1. 程式人生 > >You Are (Probably) Here: Better Map Pins with DBSCAN & Random Forests

You Are (Probably) Here: Better Map Pins with DBSCAN & Random Forests

You Are (Probably) Here: Better Map Pins with DBSCAN & Random Forests

Users of Foursquare City Guide and Foursquare Swarm (in addition to users of the thousands of apps built by our API and data partners) routinely interact with our venues on a map. A map is the most natural backdrop against which to present geospatial data. Yet, the problem of determining where exactly to drop a venue’s map pin is a surprisingly difficult one. A common, but limiting, solution is to geocode a venue’s street address to a pair of latitude/longitude coordinates. At Foursquare, however, we have accumulated a massive location dataset that has allowed us to sidestep the geocoding approach altogether. In this post, we will describe how we harness the patterns inherent in user behavior to continually improve map pin placement over time.

Unbeholden to Geocoders

Geocoding venue addresses is not only expensive to do at scale, but also severely limited by the ability of geocoders to parse and error-correct a wide variety of international addresses. In addition, commercial geocoders’ address coverage and resolution vary widely across, and even within, countries. The point a geocoder returns could be the exact rooftop or doorstep coordinates in the best case, or an

interpolation against published address ranges along the length of the street in the average case, or simply the centroid of the postal code or city.

A lot of place databases are essentially like “yellow pages” in that they contain basic information of the kind you might find listed in a business directory (or that you could call a place and get over the phone). Geocoding is often the only way that place records can be rendered on a map at scale. But at Foursquare, for every one of over twelve billion check-ins to date, we know where a user was physically located when they checked in at a specific venue.

From Filtering to Clustering

In the past, our approach to using these check-ins to place map pins was rather straightforward — for every venue, we simply computed the centroid of the latitude/longitude coordinates of its check-ins, and dropped the pin at that centroid. One problem with this approach is that GPS data is noisy, so not all check-ins are equal. Mobile phones report a horizontal accuracy along with latitude/longitude coordinates, where a numerically larger value corresponds to a higher error or lower confidence. When we noticed our centroids were thrown off by check-ins with large horizontal accuracy values, we naturally resorted to filtering them out, but that did not solve the entire problem either.

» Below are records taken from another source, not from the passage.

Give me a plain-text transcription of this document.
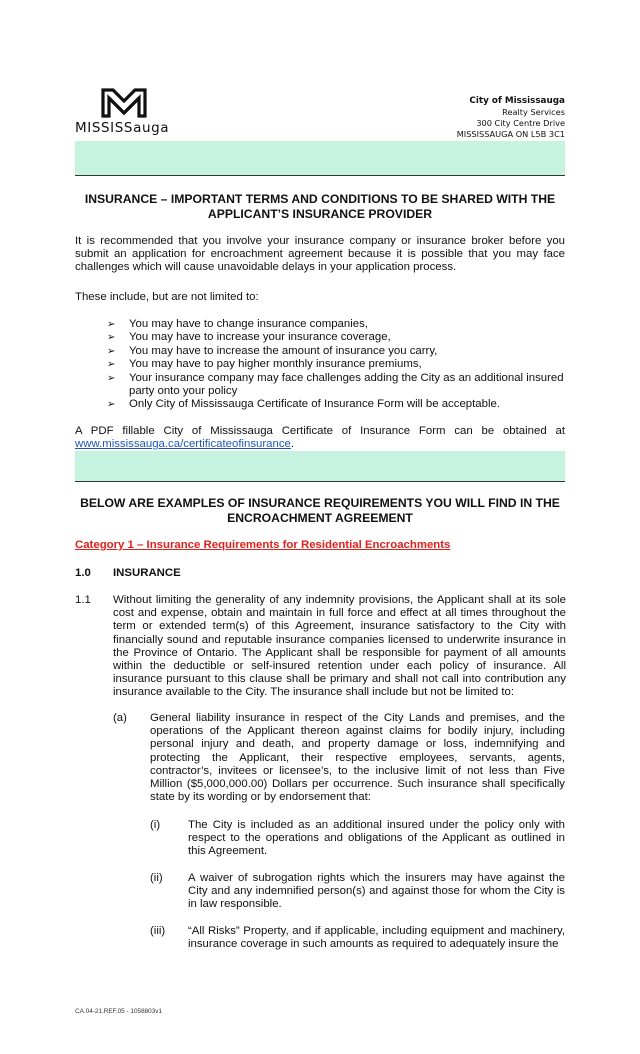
MISSISSauga
City of Mississauga
Realty Services
300 City Centre Drive
MISSISSAUGA ON L5B 3C1
INSURANCE – IMPORTANT TERMS AND CONDITIONS TO BE SHARED WITH THE APPLICANT’S INSURANCE PROVIDER
It is recommended that you involve your insurance company or insurance broker before you submit an application for encroachment agreement because it is possible that you may face challenges which will cause unavoidable delays in your application process.
These include, but are not limited to:
➢ You may have to change insurance companies,
➢ You may have to increase your insurance coverage,
➢ You may have to increase the amount of insurance you carry,
➢ You may have to pay higher monthly insurance premiums,
➢ Your insurance company may face challenges adding the City as an additional insured party onto your policy
➢ Only City of Mississauga Certificate of Insurance Form will be acceptable.
A PDF fillable City of Mississauga Certificate of Insurance Form can be obtained at www.mississauga.ca/certificateofinsurance.
BELOW ARE EXAMPLES OF INSURANCE REQUIREMENTS YOU WILL FIND IN THE ENCROACHMENT AGREEMENT
Category 1 – Insurance Requirements for Residential Encroachments
1.0 INSURANCE
1.1 Without limiting the generality of any indemnity provisions, the Applicant shall at its sole cost and expense, obtain and maintain in full force and effect at all times throughout the term or extended term(s) of this Agreement, insurance satisfactory to the City with financially sound and reputable insurance companies licensed to underwrite insurance in the Province of Ontario. The Applicant shall be responsible for payment of all amounts within the deductible or self-insured retention under each policy of insurance. All insurance pursuant to this clause shall be primary and shall not call into contribution any insurance available to the City. The insurance shall include but not be limited to:
(a) General liability insurance in respect of the City Lands and premises, and the operations of the Applicant thereon against claims for bodily injury, including personal injury and death, and property damage or loss, indemnifying and protecting the Applicant, their respective employees, servants, agents, contractor’s, invitees or licensee’s, to the inclusive limit of not less than Five Million ($5,000,000.00) Dollars per occurrence. Such insurance shall specifically state by its wording or by endorsement that:
(i) The City is included as an additional insured under the policy only with respect to the operations and obligations of the Applicant as outlined in this Agreement.
(ii) A waiver of subrogation rights which the insurers may have against the City and any indemnified person(s) and against those for whom the City is in law responsible.
(iii) “All Risks” Property, and if applicable, including equipment and machinery, insurance coverage in such amounts as required to adequately insure the
CA.04-21.REF.05 - 1058803v1
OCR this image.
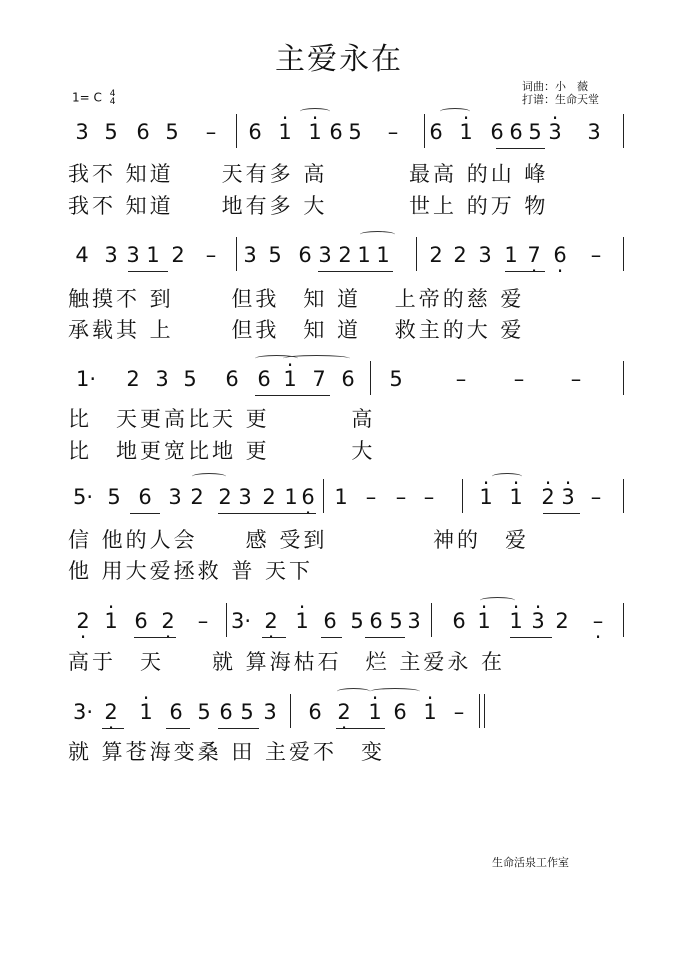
主爱永在
1= C 4
4
词曲：小　薇
打谱：生命天堂
3 5 6 5 – 6 · 1 · 1 6 5 – 6 · 1 6 6 5 · 3 3
我不 知道　　天有多 高　　　 最高 的山 峰
我不 知道　　地有多 大　　　 世上 的万 物
4 3 3 1 2 – 3 5 6 3 2 1 1 2 2 3 1 7 · 6 · –
触摸不 到　　 但我　知 道　 上帝的慈 爱
承载其 上　　 但我　知 道　 救主的大 爱
1· 2 3 5 6 6 · 1 7 6 5	– – –
比　天更高比天 更　　　 高
比　地更宽比地 更　　　 大
5· 5 6 3 2 2 3 2 1 6 · 1 – – – · 1 · 1 · 2 · 3 –
信 他的人会　　感 受到　　　　 神的　爱
他 用大爱拯救 普 天下
2 · · 1 6 2 · – 3· 2 · · 1 6 5 6 5 3 6 · 1 · 1 · 3 2 – ·
高于　天　　就 算海枯石　烂 主爱永 在
3· 2 · · 1 6 5 6 5 3 6 2 · · 1 6 · 1 –
就 算苍海变桑 田 主爱不　变
生命活泉工作室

As we visualized check-ins at one venue after another, we noticed the underlying pattern in human behavior that generates check-ins staring right back at us. Most users check in when they’re physically inside a venue. But sometimes, they check in from the parking lot, or from across the street as they walk in or out. Less frequently, they might cheat at the Foursquare Swarm game and check in from somewhere else altogether in order to get coins, unlock stickers, or become mayor. We can usually detect fraudulent check-ins, but regardless, the key observation here is that check-ins are inherently clustered, with some outliers.

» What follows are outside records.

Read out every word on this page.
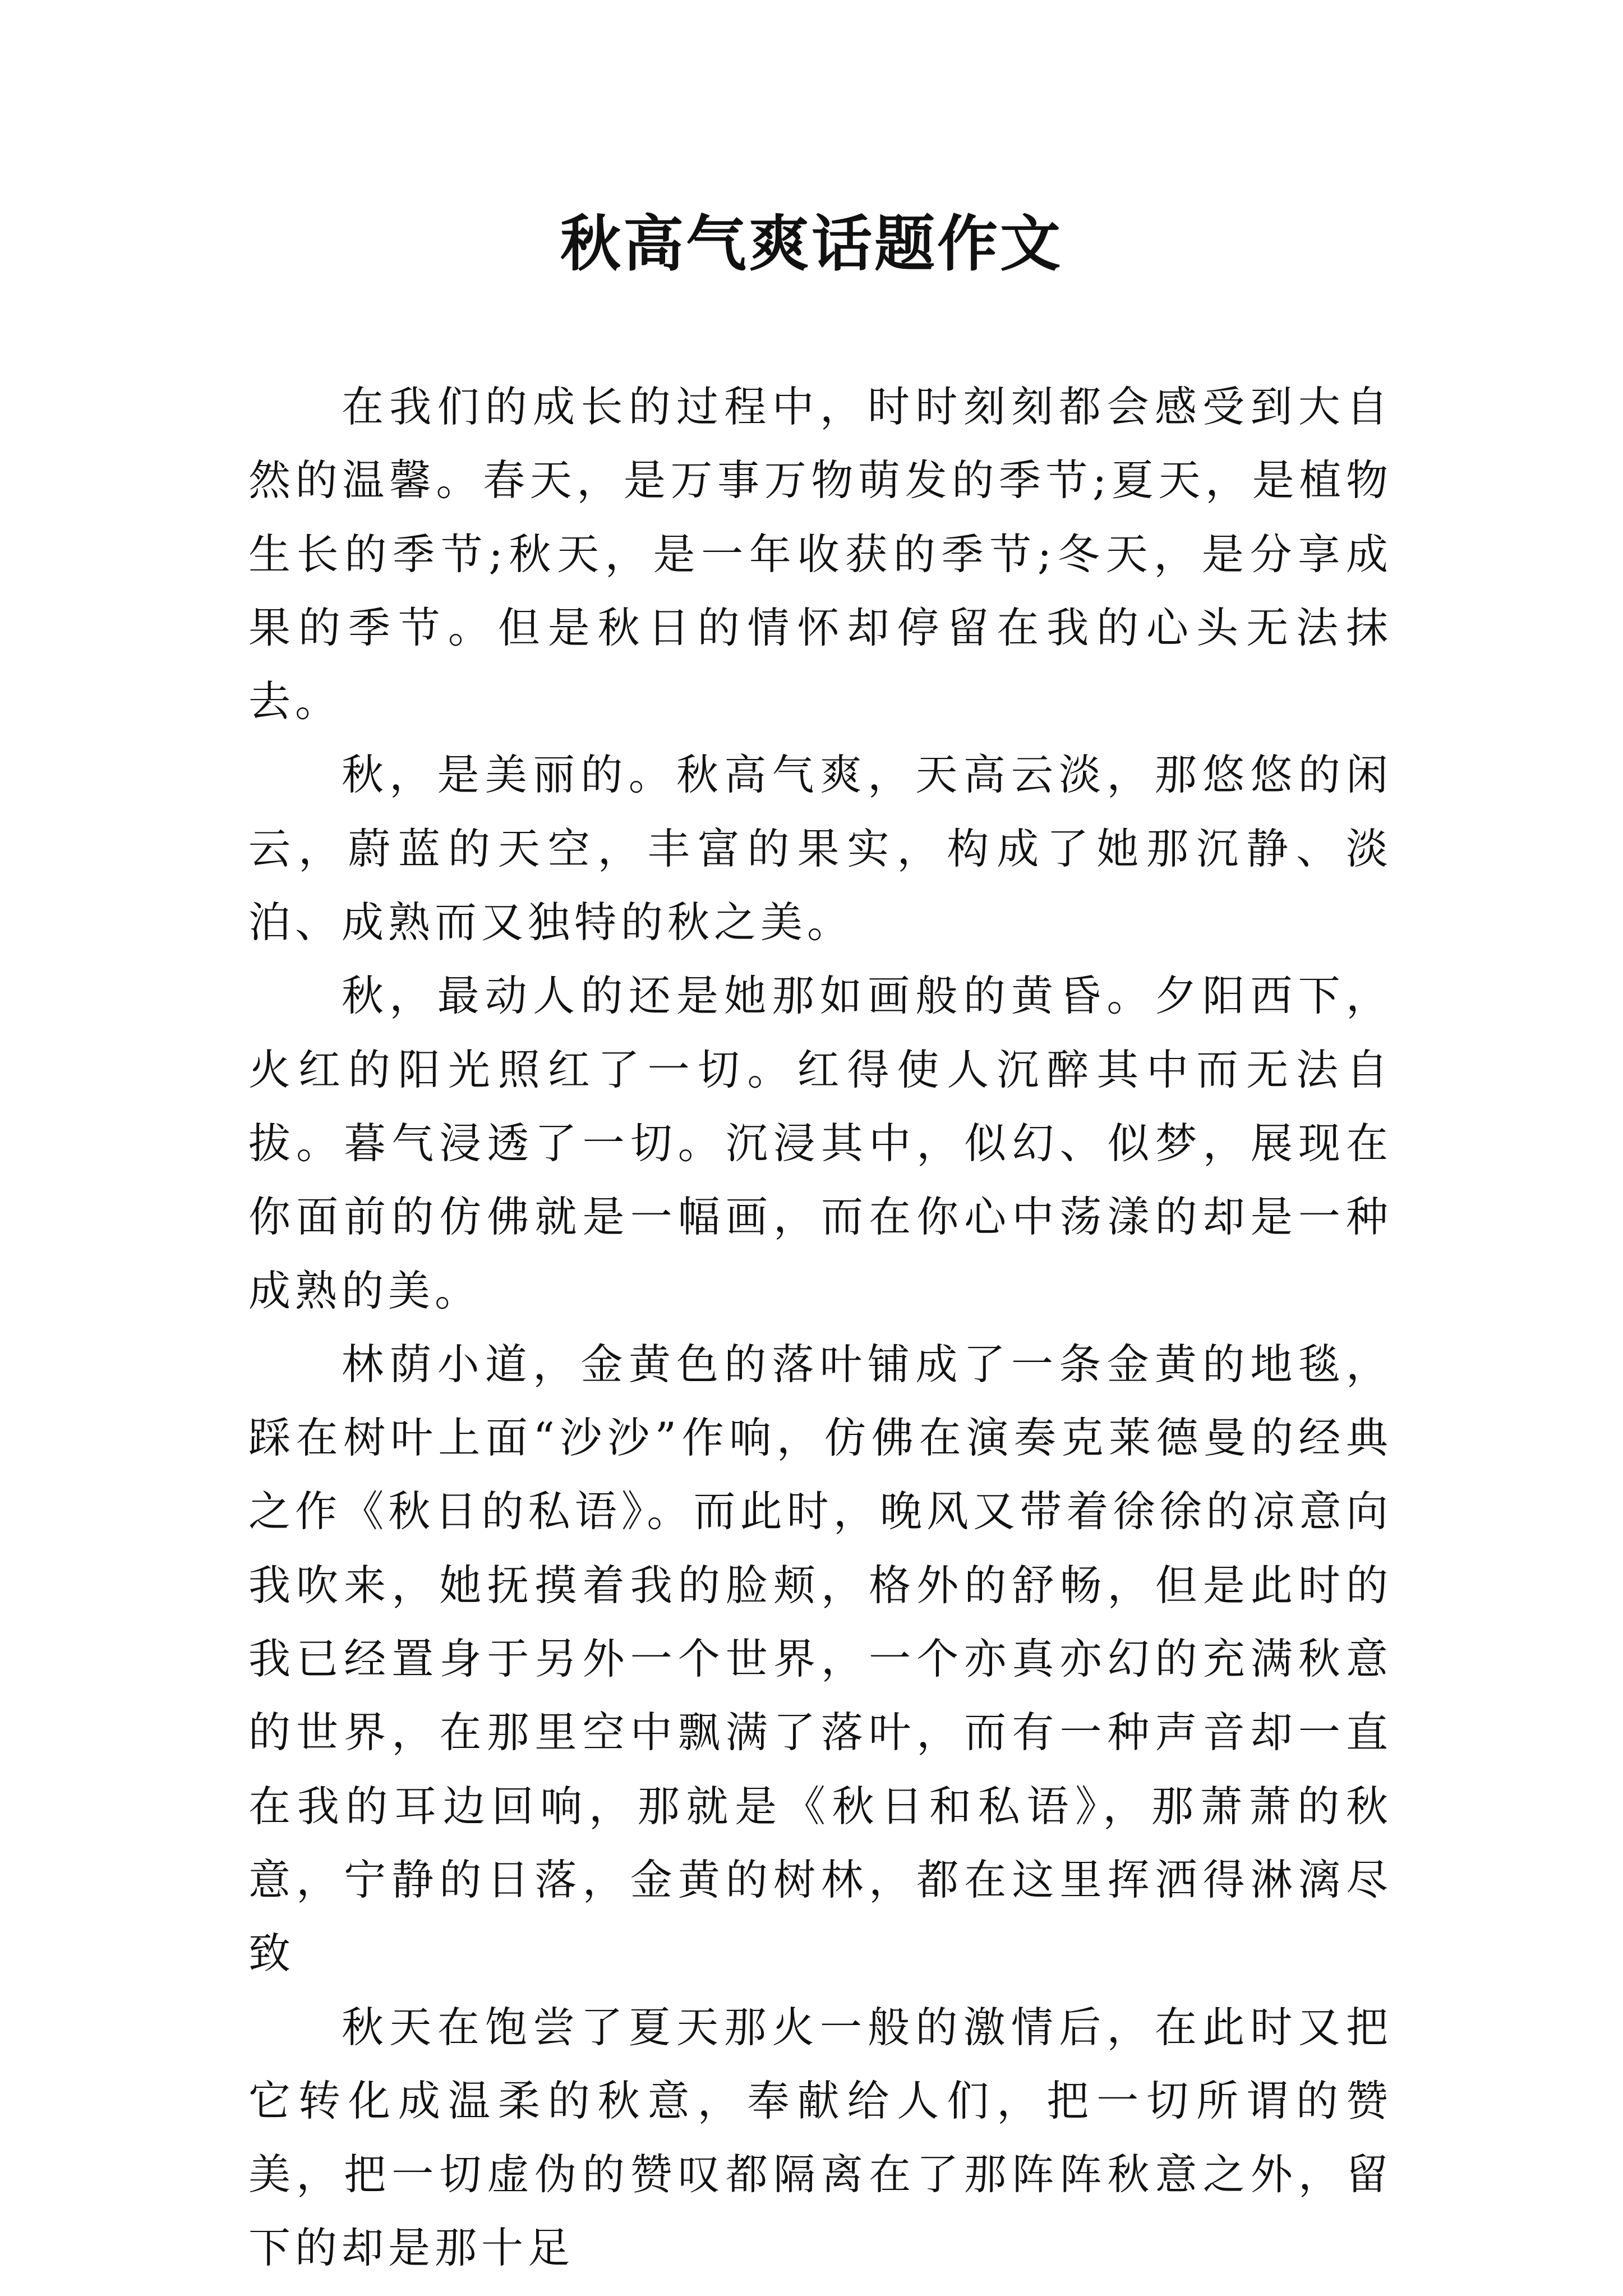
秋高气爽话题作文

在我们的成长的过程中，时时刻刻都会感受到大自然的温馨。春天，是万事万物萌发的季节;夏天，是植物生长的季节;秋天，是一年收获的季节;冬天，是分享成果的季节。但是秋日的情怀却停留在我的心头无法抹去。

秋，是美丽的。秋高气爽，天高云淡，那悠悠的闲云，蔚蓝的天空，丰富的果实，构成了她那沉静、淡泊、成熟而又独特的秋之美。

秋，最动人的还是她那如画般的黄昏。夕阳西下，火红的阳光照红了一切。红得使人沉醉其中而无法自拔。暮气浸透了一切。沉浸其中，似幻、似梦，展现在你面前的仿佛就是一幅画，而在你心中荡漾的却是一种成熟的美。

林荫小道，金黄色的落叶铺成了一条金黄的地毯，踩在树叶上面“沙沙”作响，仿佛在演奏克莱德曼的经典之作《秋日的私语》。而此时，晚风又带着徐徐的凉意向我吹来，她抚摸着我的脸颊，格外的舒畅，但是此时的我已经置身于另外一个世界，一个亦真亦幻的充满秋意的世界，在那里空中飘满了落叶，而有一种声音却一直在我的耳边回响，那就是《秋日和私语》，那萧萧的秋意，宁静的日落，金黄的树林，都在这里挥洒得淋漓尽致

秋天在饱尝了夏天那火一般的激情后，在此时又把它转化成温柔的秋意，奉献给人们，把一切所谓的赞美，把一切虚伪的赞叹都隔离在了那阵阵秋意之外，留下的却是那十足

Check-ins at a Red Robin in Bellevue, WA showing distinct clusters centered around the actual restaurant location and on the other side of the street.

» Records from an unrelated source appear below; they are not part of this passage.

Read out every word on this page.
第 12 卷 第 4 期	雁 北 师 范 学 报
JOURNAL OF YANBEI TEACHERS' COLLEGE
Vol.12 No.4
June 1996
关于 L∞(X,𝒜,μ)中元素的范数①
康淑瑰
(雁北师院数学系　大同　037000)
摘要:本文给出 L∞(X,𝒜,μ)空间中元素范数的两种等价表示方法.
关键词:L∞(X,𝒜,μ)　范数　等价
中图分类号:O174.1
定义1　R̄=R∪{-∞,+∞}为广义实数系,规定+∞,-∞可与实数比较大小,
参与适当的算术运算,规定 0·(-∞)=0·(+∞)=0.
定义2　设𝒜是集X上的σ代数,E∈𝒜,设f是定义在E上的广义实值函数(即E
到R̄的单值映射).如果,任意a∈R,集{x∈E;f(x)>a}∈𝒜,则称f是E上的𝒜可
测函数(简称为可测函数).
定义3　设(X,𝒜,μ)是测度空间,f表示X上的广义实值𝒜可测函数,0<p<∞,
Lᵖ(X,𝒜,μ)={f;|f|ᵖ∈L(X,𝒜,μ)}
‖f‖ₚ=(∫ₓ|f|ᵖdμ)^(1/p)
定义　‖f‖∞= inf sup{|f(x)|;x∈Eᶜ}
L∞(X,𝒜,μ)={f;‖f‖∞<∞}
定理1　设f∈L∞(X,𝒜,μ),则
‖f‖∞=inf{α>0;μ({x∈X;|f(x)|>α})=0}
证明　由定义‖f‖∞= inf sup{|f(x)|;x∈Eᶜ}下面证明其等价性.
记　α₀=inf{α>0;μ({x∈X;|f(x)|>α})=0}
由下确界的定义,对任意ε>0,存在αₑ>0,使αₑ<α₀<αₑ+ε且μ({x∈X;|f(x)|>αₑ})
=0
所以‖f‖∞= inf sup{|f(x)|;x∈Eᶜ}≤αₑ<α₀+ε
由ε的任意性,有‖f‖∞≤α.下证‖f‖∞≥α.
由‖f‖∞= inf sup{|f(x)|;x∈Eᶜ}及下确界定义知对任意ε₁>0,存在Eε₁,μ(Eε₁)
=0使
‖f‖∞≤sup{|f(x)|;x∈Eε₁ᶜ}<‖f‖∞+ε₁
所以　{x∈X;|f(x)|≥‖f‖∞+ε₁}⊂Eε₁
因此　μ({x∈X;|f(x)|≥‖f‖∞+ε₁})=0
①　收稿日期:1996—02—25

Our new approach, therefore, was to identify clusters in the check-ins, and use the centroid of just the “dominant,” or largest, cluster as the map pin location. Ideally, this cluster should consist of the check-ins that originated from inside the venue itself. There will typically be smaller clusters corresponding to legitimate check-ins from the parking lot or across the street. The rest are noise for our purposes.

Combining DBSCAN and Random Forests

Having reduced our situation to a flavor of clustering problem, our goal became to build a system that was robust to outliers and which made no assumptions about the size or shape of individual clusters or how many clusters there were in the data. We identified DBSCAN, a clustering algorithm that is well known and tested in the industry, as being an effective option for our purposes. DBSCAN (Density-Based Spatial Clustering of Applications with Noise) is a highly versatile algorithm, and, as the name suggests, it is particularly well suited to datasets that contain noise in a way that more popular clustering methods, such as k-means, are not. At its core, once again as its name suggests, DBSCAN is density-based, and especially when operating in two-dimensional space, the algorithm reflects the intuition by which our brains visually pick out clusters of points.

The DBSCAN algorithm takes two parameters, canonically referred to as MinPts and Eps. Without going into too much detail, MinPts is a number of neighboring points and Eps is a radius, and together, they intuitively describe the density criteria for points to form a cluster. The fact that there are only two parameters should technically make it easy to evaluate different models, but the catch is that the distribution of check-in densities in the real world varies greatly as a function of venue shape and size, which in turn are a function of category or chain, and location. So, the check-ins at a suburban Target look very different from the check-ins at a bar in Manhattan. There is no single value of MinPts and Eps that would work globally.